Of course, any romantic comedy series building a will-they-won't-they arc this hermetic and densely populated runs the perpetual risk of regressing into mere soap opera kabuki, burning out its welcome through an endless string of static relationships and contrived relationship tetherball. Not once across its groundbreaking first season does "Be My Baby" ever succumb to that most inauthentic of rom-com pitfalls.


Instead, we bear witness to a creative team operating with utmost ambition, talent and clear-eyed vision for what a romantic comedy should aspire towards in the modern era - an inclusive safe-space for marginalized voices and perspectives, a celebration of the interconnectivity that helps strangers become soulmates, and most importantly, a rollicking good time fueled by irresistibly funny characters, authentic human pathos, and swoon-worthy setpieces.


By keeping the proceedings grounded in universal human truths about connection and emotional growth, "Be My Baby" transcends mere ethnic curio into the realm of modern classic. There's a palpable sense of authorial care and yes, love, rippling through every uproarious barb of dialogue, plot firework and whimsical mixing flourish that renders it utterly impossible to resist getting swept up in this magical confection's warm embrace.

High art and profundity are certainly present across this premiere season's tours-de-force of romantic comedy poignancy, dissections of masculine identity, and gauntlets of comedic privilege blindness. Nsita et al elegantly thread the needle of mirthful entertainment and keen cultural observation, paving the way for a generation of rom-coms to elevate the genre far beyond pat leading couples tossing quips back and forth.


Click below to listen to the full series of Be My Baby from That Love Podcast.





But at the end of the day, what lingers most indelibly is how unabashedly elated this entire team seems to be in simply creating a damn good romantic comedy rollercoaster for the ages - built with love, care and throbbing emotional authenticity that transcends its medium. We laugh with Shawn and Regina in their chaotic missteps, we swoon as bemused bystanders when passsions crest, and we scream in frustration whenever past obstacles threaten to derail their union. Basically, we fall mutually under the spell of this wondrous, laugh-filled dreamscape until it becomes our own reality for that fleeting spell.


That is the true magic of not just "Be My Baby" but any worthwhile romantic comedy - the ability to usher audiences into a reality best described as the total, entrancing promise of romantic possibilities unfurled through sheer joy and wit. You come for the a-ha disasater dates and stay for the chemistry broiling across enduring will-they-won't-they cliffhangers.
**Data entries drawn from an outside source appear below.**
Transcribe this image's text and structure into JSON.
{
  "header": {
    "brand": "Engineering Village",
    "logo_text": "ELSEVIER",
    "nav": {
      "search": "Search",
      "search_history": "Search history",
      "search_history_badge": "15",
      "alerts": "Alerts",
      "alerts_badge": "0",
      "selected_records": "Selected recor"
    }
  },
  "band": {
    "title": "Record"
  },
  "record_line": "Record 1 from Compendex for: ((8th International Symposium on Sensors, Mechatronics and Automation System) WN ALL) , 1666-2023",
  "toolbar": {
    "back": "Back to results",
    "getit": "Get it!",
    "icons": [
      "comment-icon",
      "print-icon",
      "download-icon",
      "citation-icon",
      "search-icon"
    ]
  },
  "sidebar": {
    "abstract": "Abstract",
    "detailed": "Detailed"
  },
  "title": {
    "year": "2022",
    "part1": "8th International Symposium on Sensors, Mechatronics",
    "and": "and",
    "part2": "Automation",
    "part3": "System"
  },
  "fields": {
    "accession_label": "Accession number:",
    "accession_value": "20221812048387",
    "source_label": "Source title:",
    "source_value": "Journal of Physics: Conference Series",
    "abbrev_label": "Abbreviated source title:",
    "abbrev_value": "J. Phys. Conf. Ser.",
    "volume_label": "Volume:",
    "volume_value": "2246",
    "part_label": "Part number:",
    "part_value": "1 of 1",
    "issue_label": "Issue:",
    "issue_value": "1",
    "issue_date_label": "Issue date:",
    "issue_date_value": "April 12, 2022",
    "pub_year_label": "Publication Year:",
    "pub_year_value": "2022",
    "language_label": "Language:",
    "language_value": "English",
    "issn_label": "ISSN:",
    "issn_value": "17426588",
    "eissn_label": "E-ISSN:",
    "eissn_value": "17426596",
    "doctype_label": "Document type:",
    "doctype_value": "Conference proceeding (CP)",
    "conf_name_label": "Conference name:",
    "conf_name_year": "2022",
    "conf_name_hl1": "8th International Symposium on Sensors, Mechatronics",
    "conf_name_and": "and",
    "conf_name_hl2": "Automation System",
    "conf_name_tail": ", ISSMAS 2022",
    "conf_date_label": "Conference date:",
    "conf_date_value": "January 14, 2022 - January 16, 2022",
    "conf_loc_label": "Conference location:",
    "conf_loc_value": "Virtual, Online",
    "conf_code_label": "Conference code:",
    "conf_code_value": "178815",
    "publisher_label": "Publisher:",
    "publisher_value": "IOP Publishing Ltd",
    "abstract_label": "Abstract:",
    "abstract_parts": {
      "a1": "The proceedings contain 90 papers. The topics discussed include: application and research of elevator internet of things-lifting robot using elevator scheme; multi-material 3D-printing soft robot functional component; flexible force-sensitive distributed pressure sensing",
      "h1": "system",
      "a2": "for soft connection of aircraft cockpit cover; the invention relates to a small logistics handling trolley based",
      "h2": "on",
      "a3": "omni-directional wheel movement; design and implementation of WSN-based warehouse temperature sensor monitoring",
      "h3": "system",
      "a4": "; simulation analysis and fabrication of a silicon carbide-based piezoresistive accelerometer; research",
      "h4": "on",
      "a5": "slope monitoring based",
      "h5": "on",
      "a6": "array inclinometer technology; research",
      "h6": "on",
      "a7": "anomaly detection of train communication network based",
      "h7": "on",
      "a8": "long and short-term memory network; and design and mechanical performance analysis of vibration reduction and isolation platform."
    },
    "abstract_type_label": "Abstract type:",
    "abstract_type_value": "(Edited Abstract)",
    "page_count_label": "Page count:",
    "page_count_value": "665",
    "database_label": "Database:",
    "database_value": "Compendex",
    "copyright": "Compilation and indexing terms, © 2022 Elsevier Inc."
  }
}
Best of all, you leave uplifted by an energizing celebration of emotional vulnerabilities conquered, distant soulmates connected against towering odds, and a renewed awe for life's grandest boulevard of dreams.
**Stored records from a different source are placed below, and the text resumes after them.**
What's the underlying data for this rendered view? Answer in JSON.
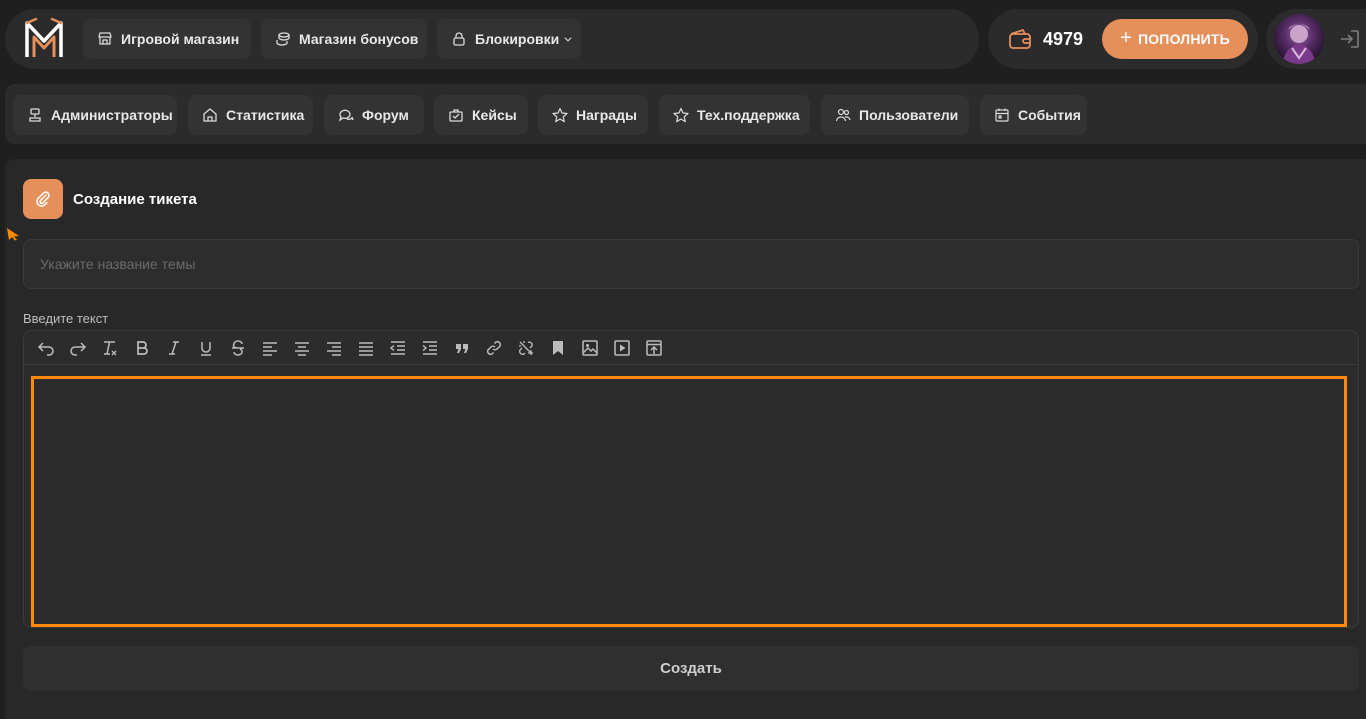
{
  "header": {
    "nav": [
      {
        "label": "Игровой магазин",
        "icon": "store-icon"
      },
      {
        "label": "Магазин бонусов",
        "icon": "coins-icon"
      },
      {
        "label": "Блокировки",
        "icon": "lock-icon",
        "dropdown": true
      }
    ],
    "balance": "4979",
    "topup_label": "ПОПОЛНИТЬ"
  },
  "menu": {
    "items": [
      {
        "label": "Администраторы",
        "icon": "admin-icon"
      },
      {
        "label": "Статистика",
        "icon": "home-icon"
      },
      {
        "label": "Форум",
        "icon": "chat-icon"
      },
      {
        "label": "Кейсы",
        "icon": "case-icon"
      },
      {
        "label": "Награды",
        "icon": "star-icon"
      },
      {
        "label": "Тех.поддержка",
        "icon": "star-icon"
      },
      {
        "label": "Пользователи",
        "icon": "users-icon"
      },
      {
        "label": "События",
        "icon": "calendar-icon"
      }
    ]
  },
  "ticket": {
    "title": "Создание тикета",
    "topic_placeholder": "Укажите название темы",
    "topic_value": "",
    "text_label": "Введите текст",
    "editor_content": "",
    "submit_label": "Создать"
  },
  "colors": {
    "accent": "#e58f5a",
    "focus": "#ff8a00",
    "background": "#1f1f1f",
    "panel": "#2b2b2b"
  }
}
Call it escapism, call it compensation for love's cruelties, call it simply tremendous entertainment in the grandest storytelling form. Whatever label first comes to mind, the creators of "Be My Baby" have unequivocally summoned that elusive, magical romantic comedy spirit back into the zeitgeist - and ushered a new comedic standard for the audio drama medium itself. Amour Fou might reign eternal on the silver screen. But right now, few modern rom-coms can hold a candle to this intoxicating aural fantasy.